Écrite en 1943 et rarement jouée depuis, “Le Soulier de satin” est programmée à partir de samedi jusqu’au 13 avril. Cette œuvre raconte un amour absolu et impossible à l’époque de la Renaissance espagnole. Bien que la pièce ait été réduite d’environ un tiers, Eric Ruf insiste sur le fait qu’elle ne doit pas intimider, car le théâtre de Paul Claudel, son auteur, est “amusant” et “truculent”.
Réflexions sur une Décennie à la Comédie-Française
Question : Quel bilan tirez-vous de vos 11 années à la tête de la Comédie-Française ?
Réponse : “Le temps nous le dira… J’ai tenté d’accompagner de manière avisée les périodes que traverse la Comédie-Française. Elle est capable de se transformer et doit présenter tous les types de théâtre qui existent, une mission que je crois avoir accomplie. Je me suis également investi dans la pédagogie pour rendre le théâtre accessible à tous les publics, diversifiant ainsi les salles et la troupe. Nous pouvons aussi être fiers de la réponse de la maison durant la période de la Covid, notamment avec la création d’une web-télévision.”
Situation Financière et Ressources
Question : Et la situation financière ?
Réponse : “Nous avons réussi à augmenter nos ressources propres – billetterie, tournées, audiovisuel et mécénat – de façon suffisante pour que la réduction des subventions ne soit pas un problème criant pour les années à venir (la subvention de l’État est de 25,5 millions en 2025, celle de 2024 ayant été réduite de 5 millions d’euros, ndlr). Nous vivons dans un monde où le retour sur investissement est primordial, et pour un théâtre, ce retour se traduit par le sourire d’un enfant ou la croissance d’un artiste après plusieurs spectacles. C’est impossible à quantifier dans un graphique. Les politiques doivent comprendre que la culture a une valeur. De plus en plus, certains remettent en question son utilité. Cela m’inquiète. Le théâtre est une œuvre de civilisation, pas seulement une œuvre sociale.”

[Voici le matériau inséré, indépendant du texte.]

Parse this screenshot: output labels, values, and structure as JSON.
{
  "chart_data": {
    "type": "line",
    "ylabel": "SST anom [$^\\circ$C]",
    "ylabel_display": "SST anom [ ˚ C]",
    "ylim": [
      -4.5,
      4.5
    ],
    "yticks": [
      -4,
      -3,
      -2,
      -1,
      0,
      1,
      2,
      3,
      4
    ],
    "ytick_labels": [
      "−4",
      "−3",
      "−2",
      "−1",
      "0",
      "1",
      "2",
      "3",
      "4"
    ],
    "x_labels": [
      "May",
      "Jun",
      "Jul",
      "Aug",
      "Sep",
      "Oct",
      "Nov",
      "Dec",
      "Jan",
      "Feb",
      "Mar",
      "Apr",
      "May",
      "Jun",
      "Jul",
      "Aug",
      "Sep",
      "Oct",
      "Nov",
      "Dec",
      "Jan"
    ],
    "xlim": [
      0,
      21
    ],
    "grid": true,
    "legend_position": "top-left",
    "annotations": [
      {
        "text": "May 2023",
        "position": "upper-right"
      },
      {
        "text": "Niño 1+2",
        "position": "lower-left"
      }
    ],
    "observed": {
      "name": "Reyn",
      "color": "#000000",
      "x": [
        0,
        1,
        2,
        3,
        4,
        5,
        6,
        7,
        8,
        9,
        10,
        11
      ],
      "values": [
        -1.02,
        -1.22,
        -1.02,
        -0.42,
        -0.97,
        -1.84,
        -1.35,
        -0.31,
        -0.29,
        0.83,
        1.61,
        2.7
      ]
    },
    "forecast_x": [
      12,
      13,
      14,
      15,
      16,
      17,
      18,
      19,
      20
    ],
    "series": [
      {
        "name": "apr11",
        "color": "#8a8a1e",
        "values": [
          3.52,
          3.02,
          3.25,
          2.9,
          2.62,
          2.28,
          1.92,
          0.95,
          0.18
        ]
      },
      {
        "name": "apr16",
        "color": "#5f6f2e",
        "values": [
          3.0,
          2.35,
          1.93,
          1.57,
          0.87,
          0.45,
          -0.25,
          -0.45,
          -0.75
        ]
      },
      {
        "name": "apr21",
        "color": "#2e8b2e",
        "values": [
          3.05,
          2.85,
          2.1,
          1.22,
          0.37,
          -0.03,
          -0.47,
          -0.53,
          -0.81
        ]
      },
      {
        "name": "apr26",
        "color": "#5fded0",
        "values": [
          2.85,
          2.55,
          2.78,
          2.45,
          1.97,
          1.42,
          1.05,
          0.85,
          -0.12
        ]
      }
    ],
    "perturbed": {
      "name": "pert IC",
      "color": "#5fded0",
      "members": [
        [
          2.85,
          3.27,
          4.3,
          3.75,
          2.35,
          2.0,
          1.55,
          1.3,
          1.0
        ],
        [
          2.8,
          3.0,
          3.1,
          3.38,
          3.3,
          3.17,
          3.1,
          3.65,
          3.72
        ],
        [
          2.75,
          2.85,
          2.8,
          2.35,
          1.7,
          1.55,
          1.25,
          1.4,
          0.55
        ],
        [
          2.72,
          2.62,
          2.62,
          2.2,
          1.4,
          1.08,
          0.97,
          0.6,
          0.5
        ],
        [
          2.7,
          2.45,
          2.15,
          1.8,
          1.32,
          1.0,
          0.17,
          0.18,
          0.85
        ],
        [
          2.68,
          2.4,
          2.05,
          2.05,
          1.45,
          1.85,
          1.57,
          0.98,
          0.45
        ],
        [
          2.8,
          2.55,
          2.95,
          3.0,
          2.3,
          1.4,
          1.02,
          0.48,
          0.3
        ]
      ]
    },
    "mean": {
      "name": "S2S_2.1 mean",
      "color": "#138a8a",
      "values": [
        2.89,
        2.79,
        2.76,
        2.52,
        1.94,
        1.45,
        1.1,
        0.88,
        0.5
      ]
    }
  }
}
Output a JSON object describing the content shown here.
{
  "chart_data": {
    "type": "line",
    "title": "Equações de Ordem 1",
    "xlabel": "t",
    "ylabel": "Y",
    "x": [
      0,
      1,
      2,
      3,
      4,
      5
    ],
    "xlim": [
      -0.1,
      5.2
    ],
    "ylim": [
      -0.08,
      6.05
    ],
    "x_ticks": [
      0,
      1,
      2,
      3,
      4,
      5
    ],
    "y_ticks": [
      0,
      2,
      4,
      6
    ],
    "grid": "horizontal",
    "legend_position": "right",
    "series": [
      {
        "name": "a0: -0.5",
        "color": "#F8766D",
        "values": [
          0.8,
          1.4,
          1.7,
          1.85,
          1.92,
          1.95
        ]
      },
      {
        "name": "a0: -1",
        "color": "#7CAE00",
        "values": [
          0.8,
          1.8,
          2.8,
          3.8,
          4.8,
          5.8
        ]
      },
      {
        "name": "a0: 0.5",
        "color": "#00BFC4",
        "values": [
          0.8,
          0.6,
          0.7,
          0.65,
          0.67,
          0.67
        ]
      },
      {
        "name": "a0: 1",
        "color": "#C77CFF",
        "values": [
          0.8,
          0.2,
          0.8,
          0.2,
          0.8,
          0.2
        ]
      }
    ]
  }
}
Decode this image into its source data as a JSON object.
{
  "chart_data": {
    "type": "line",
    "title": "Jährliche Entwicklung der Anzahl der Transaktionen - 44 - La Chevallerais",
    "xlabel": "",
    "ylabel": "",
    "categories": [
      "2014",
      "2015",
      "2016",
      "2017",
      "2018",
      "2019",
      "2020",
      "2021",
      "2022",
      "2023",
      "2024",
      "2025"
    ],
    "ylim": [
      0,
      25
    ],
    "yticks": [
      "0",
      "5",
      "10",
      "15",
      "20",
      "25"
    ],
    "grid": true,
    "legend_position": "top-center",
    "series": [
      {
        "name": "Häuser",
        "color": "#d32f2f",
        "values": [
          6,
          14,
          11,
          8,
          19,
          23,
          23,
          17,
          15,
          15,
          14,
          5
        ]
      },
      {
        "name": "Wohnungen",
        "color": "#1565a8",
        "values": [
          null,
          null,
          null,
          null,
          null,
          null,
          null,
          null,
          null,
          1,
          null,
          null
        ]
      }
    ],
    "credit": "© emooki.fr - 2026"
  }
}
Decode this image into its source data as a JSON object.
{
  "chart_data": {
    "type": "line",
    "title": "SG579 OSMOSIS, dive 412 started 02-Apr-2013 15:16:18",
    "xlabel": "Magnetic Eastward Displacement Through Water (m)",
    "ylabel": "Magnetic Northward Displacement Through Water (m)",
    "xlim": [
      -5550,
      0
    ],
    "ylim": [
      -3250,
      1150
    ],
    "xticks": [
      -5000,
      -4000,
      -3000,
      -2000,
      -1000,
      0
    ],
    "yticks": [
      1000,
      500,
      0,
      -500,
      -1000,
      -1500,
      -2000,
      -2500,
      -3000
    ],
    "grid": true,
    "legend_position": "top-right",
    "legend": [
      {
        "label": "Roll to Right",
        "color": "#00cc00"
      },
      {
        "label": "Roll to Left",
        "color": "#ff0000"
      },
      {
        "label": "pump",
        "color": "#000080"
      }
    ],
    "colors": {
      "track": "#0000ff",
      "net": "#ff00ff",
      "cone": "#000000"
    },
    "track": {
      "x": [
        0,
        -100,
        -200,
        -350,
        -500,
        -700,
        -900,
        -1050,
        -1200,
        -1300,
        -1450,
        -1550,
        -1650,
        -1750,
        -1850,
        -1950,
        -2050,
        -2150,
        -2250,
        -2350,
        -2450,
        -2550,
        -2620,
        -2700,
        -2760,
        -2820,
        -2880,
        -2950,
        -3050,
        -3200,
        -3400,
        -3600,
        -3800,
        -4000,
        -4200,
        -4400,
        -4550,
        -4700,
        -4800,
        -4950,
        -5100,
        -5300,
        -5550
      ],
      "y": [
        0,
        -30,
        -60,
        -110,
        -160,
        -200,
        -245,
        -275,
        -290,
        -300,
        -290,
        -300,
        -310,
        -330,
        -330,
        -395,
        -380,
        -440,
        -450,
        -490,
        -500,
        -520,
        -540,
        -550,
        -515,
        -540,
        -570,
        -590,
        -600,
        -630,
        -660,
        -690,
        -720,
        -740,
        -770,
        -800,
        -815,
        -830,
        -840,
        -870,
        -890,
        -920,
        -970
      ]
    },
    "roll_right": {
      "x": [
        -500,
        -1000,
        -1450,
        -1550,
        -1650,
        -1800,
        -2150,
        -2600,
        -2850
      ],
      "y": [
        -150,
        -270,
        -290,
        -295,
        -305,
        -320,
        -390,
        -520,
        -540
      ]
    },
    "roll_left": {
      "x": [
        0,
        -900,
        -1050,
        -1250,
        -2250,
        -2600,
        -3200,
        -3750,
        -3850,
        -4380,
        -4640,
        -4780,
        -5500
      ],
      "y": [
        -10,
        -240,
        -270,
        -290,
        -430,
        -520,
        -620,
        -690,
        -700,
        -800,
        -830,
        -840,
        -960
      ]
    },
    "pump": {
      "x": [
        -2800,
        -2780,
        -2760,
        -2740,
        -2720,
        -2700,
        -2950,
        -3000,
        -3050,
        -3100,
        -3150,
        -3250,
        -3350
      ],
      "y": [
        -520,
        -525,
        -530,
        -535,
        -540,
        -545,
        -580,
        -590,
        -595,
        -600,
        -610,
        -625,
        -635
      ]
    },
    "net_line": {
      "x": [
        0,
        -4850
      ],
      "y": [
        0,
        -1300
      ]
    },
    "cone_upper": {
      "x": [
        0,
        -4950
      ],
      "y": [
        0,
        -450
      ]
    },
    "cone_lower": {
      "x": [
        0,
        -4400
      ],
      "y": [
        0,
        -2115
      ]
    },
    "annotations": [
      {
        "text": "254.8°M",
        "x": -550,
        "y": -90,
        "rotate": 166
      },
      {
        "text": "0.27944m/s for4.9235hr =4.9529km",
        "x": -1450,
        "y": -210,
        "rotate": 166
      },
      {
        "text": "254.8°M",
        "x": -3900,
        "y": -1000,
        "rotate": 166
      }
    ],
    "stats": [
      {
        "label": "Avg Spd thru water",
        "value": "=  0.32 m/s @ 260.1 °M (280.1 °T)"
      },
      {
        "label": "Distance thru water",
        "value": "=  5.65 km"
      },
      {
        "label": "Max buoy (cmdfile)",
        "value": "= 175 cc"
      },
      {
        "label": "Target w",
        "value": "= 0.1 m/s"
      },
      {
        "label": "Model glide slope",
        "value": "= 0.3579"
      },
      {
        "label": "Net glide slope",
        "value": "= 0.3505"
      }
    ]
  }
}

Perspectives pour l’Avenir du Théâtre
Question : Quel avenir entrevoyez-vous pour le théâtre ?
Réponse : “Je suis convaincu que les théâtres vont accueillir de plus en plus de monde, car disposer d’un espace où l’on s’assied ensemble, où l’on éteint son portable, où l’on n’est pas obligé de réagir immédiatement, et où l’on peut potentiellement s’ennuyer sans pouvoir partir, est unique par rapport à nos pratiques habituelles. C’est pour cela que c’est exceptionnel !”
Le Choix de “Le Soulier de Satin”
Question : Pourquoi monter “Le Soulier de satin” ?
Réponse : “Nous l’avions proposé pendant la pandémie en 2021, sous une forme de lecture à table (les comédiens lisaient le texte autour d’une table et c’était diffusé par la web-télé, ndlr). J’ai constaté à cette occasion que l’absence quasi totale de décors rendait hommage à cette écriture. J’avais aussi remarqué que ceux qui n’avaient jamais travaillé sur Claudel pensaient que son théâtre ressemblait à de grands poèmes lyriques un peu incompréhensibles.”
Une Nouvelle Approche de Claudel
Question : Pourtant, selon vous, Claudel, c’est tout sauf ça…
Réponse : “Son théâtre est drôle, foisonnant. Claudel s’inspire de Shakespeare, du Siècle d’or espagnol, des livres picaresques, des grands récits. Il alterne entre grandes scènes politiques, scènes comiques et moments d’intense émotion. À jouer, c’est joyeux, truculent, abondant. Une véritable fête théâtrale. Les jeunes acteurs, après une semaine de travail, m’ont dit +quelle matière extraordinaire !+ J’apprécie que les acteurs s’engagent dans une longue journée et que les spectateurs fassent de même. C’est comme participer au Vendée Globe, c’est incroyable. C’est une sorte d’apnée, partagée totalement entre la scène et le public.”
Une Ultime Collaboration
Question : Est-ce une manière pour vous de dire au revoir ?
Réponse : “Oui, et c’est aussi pour avoir le plaisir de retravailler avec la troupe et le plus grand nombre de personnes possible, atteignant un sommet d’intensité avec eux.”